Producing your own Bedding Plants

Speaker: Peter Chivers
Date: 31st January
Year: 2018


Peter in full flow

Peter first gave us a potted history of his career in horticulture. Starting at 15 in the 1960s as a “Garden Boy” in the Portsmouth Parks Department, he was allowed day release at Highbury Technical College as it then was, for his formal training.

He went on to work in all of Portsmouth Parks except Canoe Lake. His first job was at Hilsea Lido and he had two stints at Portchester Crematorium. In those days Portsmouth used to grow all its Summer and Autumn bedding plants and do all its own flower arrangements too.

He then went on to show a series of flower filled slides of the trial grounds at Ball Colgrave, the largest UK supplier of flower seed plants to commercial growers and local authorities.

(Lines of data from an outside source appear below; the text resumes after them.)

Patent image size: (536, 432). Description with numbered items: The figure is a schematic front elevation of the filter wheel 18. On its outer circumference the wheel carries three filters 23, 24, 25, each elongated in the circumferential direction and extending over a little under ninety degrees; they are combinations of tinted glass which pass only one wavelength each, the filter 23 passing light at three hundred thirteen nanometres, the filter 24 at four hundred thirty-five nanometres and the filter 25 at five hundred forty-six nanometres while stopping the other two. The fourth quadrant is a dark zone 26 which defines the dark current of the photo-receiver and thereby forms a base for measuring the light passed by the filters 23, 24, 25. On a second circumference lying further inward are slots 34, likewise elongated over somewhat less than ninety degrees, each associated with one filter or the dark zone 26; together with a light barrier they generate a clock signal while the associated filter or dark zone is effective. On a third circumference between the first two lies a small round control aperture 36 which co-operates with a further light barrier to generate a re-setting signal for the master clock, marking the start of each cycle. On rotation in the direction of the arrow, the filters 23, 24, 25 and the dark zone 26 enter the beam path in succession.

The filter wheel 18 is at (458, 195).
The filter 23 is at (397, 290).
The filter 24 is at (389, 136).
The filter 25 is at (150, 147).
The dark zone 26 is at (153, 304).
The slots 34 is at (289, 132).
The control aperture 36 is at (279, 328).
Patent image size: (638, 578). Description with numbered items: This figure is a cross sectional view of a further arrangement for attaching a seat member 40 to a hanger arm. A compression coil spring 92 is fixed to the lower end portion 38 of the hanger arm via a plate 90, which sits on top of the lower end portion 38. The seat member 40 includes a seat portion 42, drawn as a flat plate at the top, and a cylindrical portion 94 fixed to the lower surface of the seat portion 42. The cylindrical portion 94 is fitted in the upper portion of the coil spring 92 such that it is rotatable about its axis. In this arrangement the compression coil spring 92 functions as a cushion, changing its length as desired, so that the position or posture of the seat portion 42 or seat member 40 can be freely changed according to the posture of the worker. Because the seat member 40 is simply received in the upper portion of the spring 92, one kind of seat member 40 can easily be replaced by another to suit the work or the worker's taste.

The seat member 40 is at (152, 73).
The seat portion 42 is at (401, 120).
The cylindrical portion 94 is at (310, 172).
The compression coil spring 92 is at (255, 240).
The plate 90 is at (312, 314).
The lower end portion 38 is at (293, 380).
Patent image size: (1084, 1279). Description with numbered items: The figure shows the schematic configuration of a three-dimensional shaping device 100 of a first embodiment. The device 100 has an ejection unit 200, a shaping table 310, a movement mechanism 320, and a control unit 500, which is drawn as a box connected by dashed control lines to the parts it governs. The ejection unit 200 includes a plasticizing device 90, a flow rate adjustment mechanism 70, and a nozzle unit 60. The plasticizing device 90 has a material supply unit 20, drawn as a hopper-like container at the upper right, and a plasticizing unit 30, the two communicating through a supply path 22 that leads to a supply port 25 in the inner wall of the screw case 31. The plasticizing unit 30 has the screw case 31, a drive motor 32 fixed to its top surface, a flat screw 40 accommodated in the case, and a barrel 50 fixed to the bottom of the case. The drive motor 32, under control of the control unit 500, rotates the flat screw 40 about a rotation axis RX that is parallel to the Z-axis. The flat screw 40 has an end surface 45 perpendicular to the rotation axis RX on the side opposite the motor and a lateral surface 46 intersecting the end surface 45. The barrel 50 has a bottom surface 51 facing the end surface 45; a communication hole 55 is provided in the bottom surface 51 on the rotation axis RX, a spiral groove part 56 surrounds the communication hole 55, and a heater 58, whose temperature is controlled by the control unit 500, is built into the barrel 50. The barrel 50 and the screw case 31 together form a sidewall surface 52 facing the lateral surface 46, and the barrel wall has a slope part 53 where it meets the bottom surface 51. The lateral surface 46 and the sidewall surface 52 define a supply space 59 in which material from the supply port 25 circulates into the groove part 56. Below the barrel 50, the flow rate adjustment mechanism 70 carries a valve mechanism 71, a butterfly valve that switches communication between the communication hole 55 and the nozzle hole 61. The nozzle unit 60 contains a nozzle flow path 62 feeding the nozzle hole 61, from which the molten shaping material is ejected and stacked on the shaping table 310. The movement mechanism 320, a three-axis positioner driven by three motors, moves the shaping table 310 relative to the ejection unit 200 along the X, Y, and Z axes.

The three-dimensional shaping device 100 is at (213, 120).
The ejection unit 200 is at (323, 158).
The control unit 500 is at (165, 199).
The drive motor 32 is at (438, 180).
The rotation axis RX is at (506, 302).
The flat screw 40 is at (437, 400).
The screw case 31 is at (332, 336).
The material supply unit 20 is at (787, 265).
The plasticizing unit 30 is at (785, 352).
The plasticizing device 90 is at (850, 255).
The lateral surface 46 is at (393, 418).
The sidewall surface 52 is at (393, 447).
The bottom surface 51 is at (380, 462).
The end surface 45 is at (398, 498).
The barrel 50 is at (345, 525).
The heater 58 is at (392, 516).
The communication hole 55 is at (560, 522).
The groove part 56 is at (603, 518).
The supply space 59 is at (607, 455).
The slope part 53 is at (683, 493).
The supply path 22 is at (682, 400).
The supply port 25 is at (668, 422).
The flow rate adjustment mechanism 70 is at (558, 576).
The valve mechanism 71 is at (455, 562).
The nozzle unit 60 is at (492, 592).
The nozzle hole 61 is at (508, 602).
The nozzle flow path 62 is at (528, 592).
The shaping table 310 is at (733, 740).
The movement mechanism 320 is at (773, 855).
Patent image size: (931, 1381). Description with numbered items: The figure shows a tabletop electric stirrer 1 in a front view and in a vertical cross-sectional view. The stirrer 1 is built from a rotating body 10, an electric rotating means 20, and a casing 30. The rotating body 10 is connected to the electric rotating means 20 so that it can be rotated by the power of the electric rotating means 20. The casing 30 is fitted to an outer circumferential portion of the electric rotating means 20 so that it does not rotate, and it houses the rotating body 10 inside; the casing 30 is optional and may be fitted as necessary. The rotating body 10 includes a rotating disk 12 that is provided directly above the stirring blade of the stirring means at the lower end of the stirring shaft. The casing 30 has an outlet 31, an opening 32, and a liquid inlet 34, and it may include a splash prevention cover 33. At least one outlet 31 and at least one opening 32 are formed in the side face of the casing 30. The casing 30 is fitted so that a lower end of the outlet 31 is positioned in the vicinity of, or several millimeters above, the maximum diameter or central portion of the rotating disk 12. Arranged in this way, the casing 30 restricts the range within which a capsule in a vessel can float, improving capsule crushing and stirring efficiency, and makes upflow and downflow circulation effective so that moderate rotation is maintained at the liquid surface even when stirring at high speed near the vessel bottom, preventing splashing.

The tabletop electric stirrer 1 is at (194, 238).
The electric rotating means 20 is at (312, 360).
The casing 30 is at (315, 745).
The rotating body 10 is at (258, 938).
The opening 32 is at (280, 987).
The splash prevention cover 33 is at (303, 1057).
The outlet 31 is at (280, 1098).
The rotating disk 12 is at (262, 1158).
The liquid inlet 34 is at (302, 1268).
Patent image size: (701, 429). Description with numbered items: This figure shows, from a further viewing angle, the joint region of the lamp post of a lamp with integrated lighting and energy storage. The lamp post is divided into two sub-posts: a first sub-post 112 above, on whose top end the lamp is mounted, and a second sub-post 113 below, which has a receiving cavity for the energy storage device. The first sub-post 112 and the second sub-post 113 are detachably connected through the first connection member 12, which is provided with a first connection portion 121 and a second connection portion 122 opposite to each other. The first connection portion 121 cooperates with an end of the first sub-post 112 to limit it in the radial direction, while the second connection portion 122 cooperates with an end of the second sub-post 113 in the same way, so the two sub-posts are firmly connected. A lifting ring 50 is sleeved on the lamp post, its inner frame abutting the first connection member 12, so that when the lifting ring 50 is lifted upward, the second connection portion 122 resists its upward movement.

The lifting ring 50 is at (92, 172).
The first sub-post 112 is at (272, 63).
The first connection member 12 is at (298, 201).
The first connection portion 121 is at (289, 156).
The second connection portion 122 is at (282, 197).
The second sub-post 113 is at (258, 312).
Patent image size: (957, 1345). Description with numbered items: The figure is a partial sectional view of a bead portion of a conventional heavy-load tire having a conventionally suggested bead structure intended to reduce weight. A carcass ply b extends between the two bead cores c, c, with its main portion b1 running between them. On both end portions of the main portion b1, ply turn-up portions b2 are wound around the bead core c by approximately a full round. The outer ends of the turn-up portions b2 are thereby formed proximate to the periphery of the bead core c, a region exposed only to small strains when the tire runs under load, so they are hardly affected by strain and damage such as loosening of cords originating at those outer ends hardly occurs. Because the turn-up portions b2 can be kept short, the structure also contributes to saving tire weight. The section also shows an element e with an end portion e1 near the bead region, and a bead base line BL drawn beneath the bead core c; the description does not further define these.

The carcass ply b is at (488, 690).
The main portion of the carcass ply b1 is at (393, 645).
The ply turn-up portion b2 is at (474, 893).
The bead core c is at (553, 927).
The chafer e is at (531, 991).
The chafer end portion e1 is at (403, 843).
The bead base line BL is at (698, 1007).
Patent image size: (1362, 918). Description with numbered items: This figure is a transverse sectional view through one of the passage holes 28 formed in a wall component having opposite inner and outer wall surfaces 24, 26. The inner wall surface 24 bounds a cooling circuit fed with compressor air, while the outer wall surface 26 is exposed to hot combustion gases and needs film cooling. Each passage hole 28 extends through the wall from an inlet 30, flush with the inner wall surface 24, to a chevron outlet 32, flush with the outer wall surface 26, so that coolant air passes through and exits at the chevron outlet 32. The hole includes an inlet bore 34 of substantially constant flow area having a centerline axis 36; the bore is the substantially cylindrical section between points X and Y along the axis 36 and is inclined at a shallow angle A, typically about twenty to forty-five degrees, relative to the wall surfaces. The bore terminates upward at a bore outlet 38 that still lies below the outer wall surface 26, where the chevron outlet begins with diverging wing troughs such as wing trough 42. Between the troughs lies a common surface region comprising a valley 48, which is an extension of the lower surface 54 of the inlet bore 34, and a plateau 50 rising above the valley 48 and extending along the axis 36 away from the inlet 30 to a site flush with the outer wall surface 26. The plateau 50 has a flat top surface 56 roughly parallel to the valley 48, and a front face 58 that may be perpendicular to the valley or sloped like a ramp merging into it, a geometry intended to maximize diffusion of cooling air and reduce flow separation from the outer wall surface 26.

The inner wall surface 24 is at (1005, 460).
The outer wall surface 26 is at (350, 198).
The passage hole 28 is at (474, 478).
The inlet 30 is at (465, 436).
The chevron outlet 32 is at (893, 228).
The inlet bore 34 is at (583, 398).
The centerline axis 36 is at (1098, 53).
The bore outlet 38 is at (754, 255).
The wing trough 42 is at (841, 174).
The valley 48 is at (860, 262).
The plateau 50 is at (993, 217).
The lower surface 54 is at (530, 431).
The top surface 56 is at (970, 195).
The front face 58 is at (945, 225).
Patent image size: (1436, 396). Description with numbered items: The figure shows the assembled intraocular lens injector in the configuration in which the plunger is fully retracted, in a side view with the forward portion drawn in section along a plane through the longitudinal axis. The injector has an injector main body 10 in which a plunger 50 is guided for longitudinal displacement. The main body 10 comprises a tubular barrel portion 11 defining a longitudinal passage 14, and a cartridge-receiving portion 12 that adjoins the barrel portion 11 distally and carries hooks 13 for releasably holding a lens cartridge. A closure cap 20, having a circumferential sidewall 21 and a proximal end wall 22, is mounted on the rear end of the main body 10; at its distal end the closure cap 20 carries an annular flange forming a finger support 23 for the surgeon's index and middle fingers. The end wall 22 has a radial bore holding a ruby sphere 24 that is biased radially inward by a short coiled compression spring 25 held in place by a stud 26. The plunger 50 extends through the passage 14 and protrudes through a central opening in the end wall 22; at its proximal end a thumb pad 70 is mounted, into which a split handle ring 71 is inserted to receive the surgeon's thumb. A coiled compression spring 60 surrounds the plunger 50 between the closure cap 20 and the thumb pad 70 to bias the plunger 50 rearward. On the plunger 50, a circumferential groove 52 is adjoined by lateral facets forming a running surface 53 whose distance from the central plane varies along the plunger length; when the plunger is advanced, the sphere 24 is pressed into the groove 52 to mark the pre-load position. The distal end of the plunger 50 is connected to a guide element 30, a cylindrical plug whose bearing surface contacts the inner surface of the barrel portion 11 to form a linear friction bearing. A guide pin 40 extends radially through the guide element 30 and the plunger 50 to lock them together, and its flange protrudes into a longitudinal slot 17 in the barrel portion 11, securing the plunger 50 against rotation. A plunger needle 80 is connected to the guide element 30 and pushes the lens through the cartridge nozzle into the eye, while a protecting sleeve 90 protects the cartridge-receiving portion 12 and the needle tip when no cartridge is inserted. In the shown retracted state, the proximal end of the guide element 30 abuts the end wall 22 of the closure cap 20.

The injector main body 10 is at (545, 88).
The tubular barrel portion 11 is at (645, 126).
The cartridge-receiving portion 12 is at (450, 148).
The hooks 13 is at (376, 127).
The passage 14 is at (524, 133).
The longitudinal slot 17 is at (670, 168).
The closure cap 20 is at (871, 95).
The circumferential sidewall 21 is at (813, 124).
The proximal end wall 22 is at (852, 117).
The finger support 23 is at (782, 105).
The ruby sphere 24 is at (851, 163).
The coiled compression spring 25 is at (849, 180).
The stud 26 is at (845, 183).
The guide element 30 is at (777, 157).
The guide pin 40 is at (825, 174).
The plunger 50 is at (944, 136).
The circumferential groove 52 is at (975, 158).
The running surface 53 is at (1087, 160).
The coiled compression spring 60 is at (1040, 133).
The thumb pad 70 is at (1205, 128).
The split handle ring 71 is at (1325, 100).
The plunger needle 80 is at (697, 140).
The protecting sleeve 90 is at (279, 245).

Ball Colegrave trial beds at West Aadderbury, Banbury
Website:  growninengland.co.uk

There are vast beds of Petunias, Antirrhinums, Diascia, Nemesia, Zinnias, Cape Daises, Impatiens, Verbena and Marigolds to name but a few, all colourfully displayed and labeled.

Also Calibrachoa, or “Million Bells” which are one of the most popular plants for growing in containers and may be propagated by vegetative cuttings. Peter recommended their summer open event as good for ideas.

Peter then went on to demonstrate the process of seed sowing, potting on and after care of seedlings.

He recommended Growize compost and advised us to only but compost which had been stored indoors. Remember “the answer lies in the soil”.

He showed us how to fill the container loosely with compost and tamp down. Then sew the seed lightly, sieve a little compost on top and level. Water sparingly (use a hand spray) and label or write on the pot.

Some seed needs light to germinate so cover with vermiculite not compost. He recommended using a fork to did out the seedlings when potting on and never to hold them by the stem, hold the plant by the leaf when pricking out.

Peter also showing us how to pot on the seedlings and how to care for the tiny plants.

Just before Peter brought the talk to a close he answered several questions which were asked by members.